Nach längerer Zeit habe ich
wieder etwas für den Verlag Droemer/Knaur testlesen dürfen und zwar das Buch
„Ferne Tochter“ von Renate Ahrens. Herzlichen Dank an den Verlag für das
Rezensionsexemplar.
In diesem Buch lernen wir Judith
Velotti kennen, sie ist gebürtige Deutsche, lebt aber schon seit 20 Jahren in
Rom und ist dort Restauratorin, Spezialistin für Fresken der Renaissance. Sie
ist mit dem erfolgreichen, aus einer gutsituierten Familie (der Vater Vincenzo
ist Kunsthändler) stammenden Anwalt Francesco glücklich verheiratet. Wir
erfahren dass sie sich bis jetzt vergeblich bemüht haben ein Kind zu bekommen.

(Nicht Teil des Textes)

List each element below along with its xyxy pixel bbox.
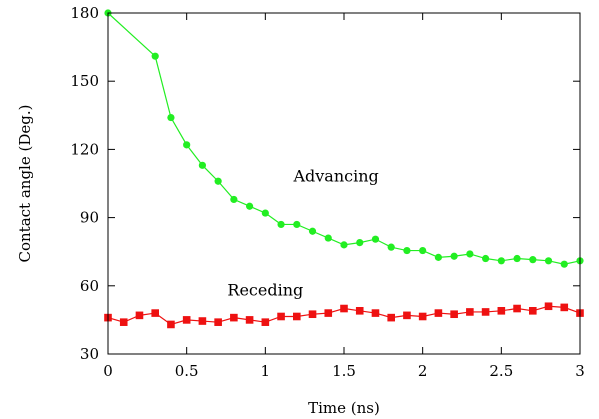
advancing-point (324, 234, 332, 242)
y-tick-label: 180 (70, 4, 99, 22)
receding-point (151, 309, 159, 317)
x-tick-label: 0.5 (175, 362, 199, 380)
receding-point (230, 313, 238, 322)
receding-point (387, 313, 395, 322)
y-tick-label: 120 (70, 140, 99, 158)
receding-point (182, 316, 191, 324)
x-tick-label: 3 (575, 362, 585, 380)
advancing-point (293, 220, 301, 229)
advancing-point (308, 227, 317, 235)
receding-point (167, 320, 175, 329)
advancing-point (466, 250, 474, 258)
receding-point (135, 311, 144, 320)
advancing-point (261, 209, 269, 217)
annotations: Advancing Receding (227, 167, 378, 300)
receding-point (340, 304, 348, 313)
receding-point (245, 316, 254, 324)
advancing-point (513, 254, 521, 263)
advancing-point (419, 246, 427, 255)
receding-point (261, 318, 270, 326)
receding-point (355, 307, 364, 315)
x-axis-label: Time (ns) (308, 399, 380, 417)
receding-point (513, 304, 521, 313)
receding-point (418, 312, 427, 321)
receding-point (544, 302, 553, 311)
receding-point (293, 312, 301, 321)
y-tick-label: 60 (80, 277, 99, 295)
advancing-point (529, 256, 537, 264)
receding-point (198, 317, 207, 325)
y-tick-label: 90 (80, 209, 99, 227)
advancing-point (277, 220, 285, 229)
x-tick-label: 2.5 (489, 362, 513, 380)
advancing-point (356, 239, 364, 247)
advancing-point (450, 252, 458, 260)
advancing-point (371, 235, 380, 243)
x-tick-label: 0 (103, 362, 113, 380)
advancing-point (151, 52, 159, 60)
advancing-point (387, 243, 395, 251)
receding-point (466, 308, 474, 316)
advancing-point (183, 141, 191, 149)
y-tick-label: 150 (70, 72, 99, 90)
advancing-point (403, 246, 411, 255)
advancing-point (482, 254, 490, 263)
receding-label: Receding (227, 280, 303, 299)
receding-point (497, 307, 506, 315)
receding-point (324, 309, 333, 317)
advancing-point (497, 257, 505, 265)
receding-point (308, 310, 317, 319)
receding-point (403, 311, 411, 320)
receding-point (529, 307, 537, 315)
advancing-point (340, 241, 348, 249)
receding-point (481, 308, 490, 316)
advancing-point (246, 202, 254, 210)
advancing-label: Advancing (292, 167, 378, 186)
receding-point (371, 309, 380, 317)
receding-point (560, 303, 569, 312)
advancing-point (434, 253, 442, 261)
advancing-point (230, 195, 238, 204)
receding-point (119, 318, 128, 326)
advancing-point (214, 177, 222, 185)
y-tick-label: 30 (80, 345, 99, 363)
advancing-point (544, 257, 553, 265)
receding-point (277, 312, 285, 321)
advancing-point (560, 260, 568, 268)
receding-point (434, 309, 443, 317)
x-tick-label: 1.5 (332, 362, 356, 380)
advancing-point (167, 113, 175, 122)
receding-point (214, 318, 222, 326)
axis-ticks: 0 0.5 1 1.5 2 2.5 3 30 60 90 120 150 180 (70, 4, 584, 380)
y-axis-label: Contact angle (Deg.) (16, 105, 34, 263)
advancing-point (198, 161, 206, 169)
x-tick-label: 2 (418, 362, 428, 380)
advancing-series-line (107, 12, 581, 265)
receding-point (450, 310, 458, 319)
x-tick-label: 1 (261, 362, 271, 380)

Von ihrer deutschen Vergangenheit erfahren wir anfangs nur wenig: warum ist
sie aus Deutschland weggegangen? Was hat sie zurückgelassen? Dass diese Fragen
die Kernfragen der vor uns sich öffnenden Geschichte sein dürften erfahren wir
spätestens dann als sie von Freundin aus ihrem früheren Leben angerufen wird
die ihr mitteilt, dass ihr verlassenes Elternhaus in Hamburg zu verkommen
droht. Nur widerwillig lässt sie das Fresko des Renaissance-Malers Filippino
Lippi mit dem Engel, der Maria ihre Schwangerschaft verkündet, an dem sie
gerade arbeitet, hinter sich und bucht einen Flug in die alte Heimat. Dort
findet sie das verlassene Haus vor und erfährt, dass ihr Vater verstorben ist
und ihre Mutter seit einem Schlaganfall im Krankenhaus vor sich hin vegetiert.
Die alten Wunden reißen wieder auf und der ganze Abgrund ihres früheren Lebens
liegt vor Judith: ihr Geheimnis will ans Licht.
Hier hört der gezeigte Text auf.